Большая квартира, в которую они переехали три года назад, состояла из двух квартир:  трехкомнатной и двухкомнатной. Их объединял между собой небольшой холл, где отец Иван поставил общую железную дверь. В квартире было шесть комнат, так как одна из кухонь была переделана под спальню. Всего детских спален было три: одна для мальчиков, вторая для девочек, а третья – для самых маленьких детей, где стояли детские кроватки с высокими и низкими бортиками. Рядом со спальней для малышей располагалась спальня родителей.
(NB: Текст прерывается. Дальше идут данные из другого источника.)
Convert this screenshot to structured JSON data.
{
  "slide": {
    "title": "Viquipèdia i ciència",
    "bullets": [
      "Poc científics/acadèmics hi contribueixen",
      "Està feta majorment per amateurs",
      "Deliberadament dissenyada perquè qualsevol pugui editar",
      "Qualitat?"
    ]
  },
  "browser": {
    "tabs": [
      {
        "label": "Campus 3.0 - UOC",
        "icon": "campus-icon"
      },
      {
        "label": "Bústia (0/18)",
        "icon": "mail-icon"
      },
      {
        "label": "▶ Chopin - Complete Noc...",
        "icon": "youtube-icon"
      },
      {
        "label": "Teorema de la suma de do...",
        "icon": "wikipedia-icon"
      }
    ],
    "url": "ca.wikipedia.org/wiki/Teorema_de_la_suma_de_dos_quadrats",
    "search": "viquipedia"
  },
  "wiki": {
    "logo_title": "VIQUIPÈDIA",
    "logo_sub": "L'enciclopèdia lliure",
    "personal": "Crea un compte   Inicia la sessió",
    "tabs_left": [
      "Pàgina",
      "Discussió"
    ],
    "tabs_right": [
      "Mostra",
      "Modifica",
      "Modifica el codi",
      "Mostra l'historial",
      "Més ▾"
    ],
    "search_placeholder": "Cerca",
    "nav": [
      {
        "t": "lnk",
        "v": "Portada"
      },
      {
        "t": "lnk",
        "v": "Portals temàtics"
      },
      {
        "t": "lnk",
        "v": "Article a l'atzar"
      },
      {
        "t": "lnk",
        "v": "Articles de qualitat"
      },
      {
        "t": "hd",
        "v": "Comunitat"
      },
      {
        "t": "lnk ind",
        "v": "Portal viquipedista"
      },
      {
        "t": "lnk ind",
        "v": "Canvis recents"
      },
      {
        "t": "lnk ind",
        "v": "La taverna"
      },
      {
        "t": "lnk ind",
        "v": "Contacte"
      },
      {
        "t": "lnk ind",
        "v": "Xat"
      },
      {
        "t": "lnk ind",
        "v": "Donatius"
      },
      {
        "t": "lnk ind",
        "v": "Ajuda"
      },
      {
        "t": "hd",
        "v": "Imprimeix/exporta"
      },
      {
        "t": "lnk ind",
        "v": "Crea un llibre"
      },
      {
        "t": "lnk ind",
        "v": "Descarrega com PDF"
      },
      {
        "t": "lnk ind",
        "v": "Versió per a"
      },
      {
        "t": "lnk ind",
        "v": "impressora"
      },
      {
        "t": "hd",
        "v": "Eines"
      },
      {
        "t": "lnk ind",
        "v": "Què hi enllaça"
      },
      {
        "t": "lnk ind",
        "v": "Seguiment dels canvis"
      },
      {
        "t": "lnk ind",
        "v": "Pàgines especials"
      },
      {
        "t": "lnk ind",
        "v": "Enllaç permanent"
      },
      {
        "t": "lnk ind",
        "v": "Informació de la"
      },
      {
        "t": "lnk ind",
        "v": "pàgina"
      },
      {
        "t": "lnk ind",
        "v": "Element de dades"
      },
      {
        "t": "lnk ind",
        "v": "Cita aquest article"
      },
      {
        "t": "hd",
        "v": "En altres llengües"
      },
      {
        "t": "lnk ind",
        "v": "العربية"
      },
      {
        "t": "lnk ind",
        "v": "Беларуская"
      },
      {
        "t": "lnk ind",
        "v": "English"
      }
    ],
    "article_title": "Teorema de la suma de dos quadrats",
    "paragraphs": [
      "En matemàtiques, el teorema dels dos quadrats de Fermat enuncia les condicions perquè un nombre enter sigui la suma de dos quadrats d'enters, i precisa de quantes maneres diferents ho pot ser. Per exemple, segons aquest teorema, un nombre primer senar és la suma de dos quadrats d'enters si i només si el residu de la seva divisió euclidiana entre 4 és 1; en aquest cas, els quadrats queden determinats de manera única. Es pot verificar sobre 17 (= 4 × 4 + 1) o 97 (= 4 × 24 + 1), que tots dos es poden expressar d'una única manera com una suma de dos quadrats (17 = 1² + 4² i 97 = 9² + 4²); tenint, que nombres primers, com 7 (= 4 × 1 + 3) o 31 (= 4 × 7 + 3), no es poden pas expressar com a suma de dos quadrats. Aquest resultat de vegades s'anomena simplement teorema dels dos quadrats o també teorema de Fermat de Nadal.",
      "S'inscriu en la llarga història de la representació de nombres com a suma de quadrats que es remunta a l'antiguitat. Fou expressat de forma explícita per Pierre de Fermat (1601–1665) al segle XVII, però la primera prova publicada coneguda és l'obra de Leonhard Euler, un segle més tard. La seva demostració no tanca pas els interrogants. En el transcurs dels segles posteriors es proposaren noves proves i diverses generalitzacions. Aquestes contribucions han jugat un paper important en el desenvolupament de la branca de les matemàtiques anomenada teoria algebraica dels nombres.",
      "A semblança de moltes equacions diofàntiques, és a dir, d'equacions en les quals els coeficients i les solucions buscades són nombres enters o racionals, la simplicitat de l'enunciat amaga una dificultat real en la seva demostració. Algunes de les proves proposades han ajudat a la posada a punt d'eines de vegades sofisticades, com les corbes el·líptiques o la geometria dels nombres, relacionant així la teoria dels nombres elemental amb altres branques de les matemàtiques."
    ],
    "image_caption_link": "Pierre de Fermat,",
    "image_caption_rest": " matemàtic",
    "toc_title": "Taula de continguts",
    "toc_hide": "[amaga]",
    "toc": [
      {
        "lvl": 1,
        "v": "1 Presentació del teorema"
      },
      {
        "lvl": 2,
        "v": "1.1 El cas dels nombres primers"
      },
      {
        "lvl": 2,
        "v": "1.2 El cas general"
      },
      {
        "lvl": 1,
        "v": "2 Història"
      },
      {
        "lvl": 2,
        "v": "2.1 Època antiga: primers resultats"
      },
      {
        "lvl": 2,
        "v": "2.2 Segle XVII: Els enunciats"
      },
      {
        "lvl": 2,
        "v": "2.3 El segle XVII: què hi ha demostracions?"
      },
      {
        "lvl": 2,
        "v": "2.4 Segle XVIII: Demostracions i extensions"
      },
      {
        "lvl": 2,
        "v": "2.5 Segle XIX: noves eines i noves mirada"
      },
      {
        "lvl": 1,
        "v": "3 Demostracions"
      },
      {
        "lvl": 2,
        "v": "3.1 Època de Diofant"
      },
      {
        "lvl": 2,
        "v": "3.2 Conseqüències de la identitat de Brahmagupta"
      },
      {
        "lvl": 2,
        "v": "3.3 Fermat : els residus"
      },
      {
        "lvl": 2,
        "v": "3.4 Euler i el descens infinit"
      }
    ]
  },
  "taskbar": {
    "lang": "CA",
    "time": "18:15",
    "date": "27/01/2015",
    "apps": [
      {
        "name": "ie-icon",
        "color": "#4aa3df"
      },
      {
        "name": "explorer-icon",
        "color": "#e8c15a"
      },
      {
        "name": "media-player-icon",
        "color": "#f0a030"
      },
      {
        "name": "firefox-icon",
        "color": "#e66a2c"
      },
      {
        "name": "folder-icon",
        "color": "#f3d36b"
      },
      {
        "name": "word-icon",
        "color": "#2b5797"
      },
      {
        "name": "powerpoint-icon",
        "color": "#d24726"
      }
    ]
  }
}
Самая большая комната называлась «игровая». Одна из стен этой комнаты была заставлена стеллажами со стоящими на них пластиковыми коробками, доверху наполненными игрушками. Здесь дети прыгали, бегали, лазили по шведской стенке, играли и смотрели мультфильмы. В последней, самой дальней комнате, дети рисовали, клеили, лепили и делали уроки. Она называлась «классная», по аналогии со словом «класс». В разных концах коридора их совмещённой квартиры находились два санузла. В одном из них была ванная, в другом – небольшая, но очень функциональная душевая кабина.
- Мама, Савва снова бьет Диму! – пожаловалась матери Даша, которая уже выбежала из игровой в поисках мамы.
Луша подошла к сердитому трёхлетнему малышу, который с грозным видом катал большой танк.
- Савватий! Ты почему дерёшься?
Ребенок молча посмотрел на мать и, отвернувшись, переключился на танк.
- Почему ты дерёшься? – строгим голосом повторила вопрос Лукерья.
Все молчали.
- Кто-нибудь может мне объяснить, что произошло? – спросила Луша, демонстративно нахмурив брови.
- Я не знаю, я рисовала, - ответила Настя, прибежавшая из классной комнаты.
- Он опять меня бьё-о-о-от, - протянул Дима.
- Савватий катал танк. К нему подошел Дима и попытался забрать его, - отчиталась шестилетняя Вика.
- Дима, но почему? Почему ты не даешь никому свои игрушки? – спросила Лукерья, положив руку на плечо сына.
- Это мне крёстная подарила… - всхлипнул Дима.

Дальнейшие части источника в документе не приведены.